What happened
On the night of 30 March 2009, a Fairchild SA227-AC Metroliner III, registered ZK-NSS, departed Auckland International Airport on a medical transport mission to New Plymouth. The flight carried two pilots and a three-person medical crew. While the flight proceeded normally until the arrival phase, the approach to New Plymouth Aerodrome became problematic.
Departing from standard operating procedures, the crew initiated a visual approach at an uncontrolled aerodrome that lacked approach slope indicator lights. During the descent, the crew became preoccupied with an anomaly where the right engine failed to reach the selected high speed. This distraction, combined with a steep descent rate during a base turn near the aerodrome, triggered ground proximity warnings.

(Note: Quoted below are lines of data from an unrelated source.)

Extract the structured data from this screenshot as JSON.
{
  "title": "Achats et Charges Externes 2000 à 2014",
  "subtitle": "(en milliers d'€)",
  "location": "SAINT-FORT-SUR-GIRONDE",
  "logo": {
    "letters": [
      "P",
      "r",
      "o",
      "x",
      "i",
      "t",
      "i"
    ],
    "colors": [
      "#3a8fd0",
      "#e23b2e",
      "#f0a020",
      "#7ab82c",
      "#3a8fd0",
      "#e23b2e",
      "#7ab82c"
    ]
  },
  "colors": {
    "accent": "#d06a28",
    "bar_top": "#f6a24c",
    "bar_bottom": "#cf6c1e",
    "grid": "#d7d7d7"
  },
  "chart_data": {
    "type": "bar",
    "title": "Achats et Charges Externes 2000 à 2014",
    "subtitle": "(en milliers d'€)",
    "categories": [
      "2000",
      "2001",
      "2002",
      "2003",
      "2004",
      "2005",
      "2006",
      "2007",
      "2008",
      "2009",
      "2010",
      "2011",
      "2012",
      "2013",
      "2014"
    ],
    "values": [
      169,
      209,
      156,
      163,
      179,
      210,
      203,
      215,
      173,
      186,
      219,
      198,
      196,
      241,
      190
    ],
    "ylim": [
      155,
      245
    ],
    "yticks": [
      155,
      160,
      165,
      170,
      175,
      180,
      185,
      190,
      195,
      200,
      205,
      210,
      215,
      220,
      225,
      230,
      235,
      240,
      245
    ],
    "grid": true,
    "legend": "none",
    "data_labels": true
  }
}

As the aircraft neared the runway, the pilots realized they were on a glide path that would result in landing near the very end of the runway. The pilot flying reported difficulty maintaining control when attempting to increase power, which he attributed to the engine issue. Rather than executing a go-around, the pilot decided to continue the landing. The aircraft struck the runway with significant force and immediately exited the side of the paved surface. There were no injuries to the five occupants, and the aircraft sustained only minor damage to its tires.
The investigation
The investigation focused on the decision-making process during the approach and the mechanical state of the engines. Investigators examined why the crew opted for a visual approach despite operator restrictions and why the unstable approach was not corrected. The inquiry also looked into a subsequent engine issue involving a fuel bypass event that occurred a few days later, though this was ultimately deemed unrelated to the New Plymouth excursion.
Findings
Several contributing factors led to the runway excursion:
- The approach was rushed because the crew began their visual descent too close to the aerodrome.
- The absence of approach slope indicator lights prevented the pilots from having a reliable reference for a stable descent.
- The pilots failed to execute a go-around despite encountering ground proximity warnings and an unstable glide path.
- Distractions caused by the right engine's failure to reach the commanded speed diverted the crew's attention from flight path monitoring.
- A lack of effective cockpit resource management and a potential imbalance in cockpit authority prevented the pilot not flying from intervening during the unstable approach.
- The pilot flying's perception of control difficulties during power adjustments contributed to the heavy landing at the runway threshold.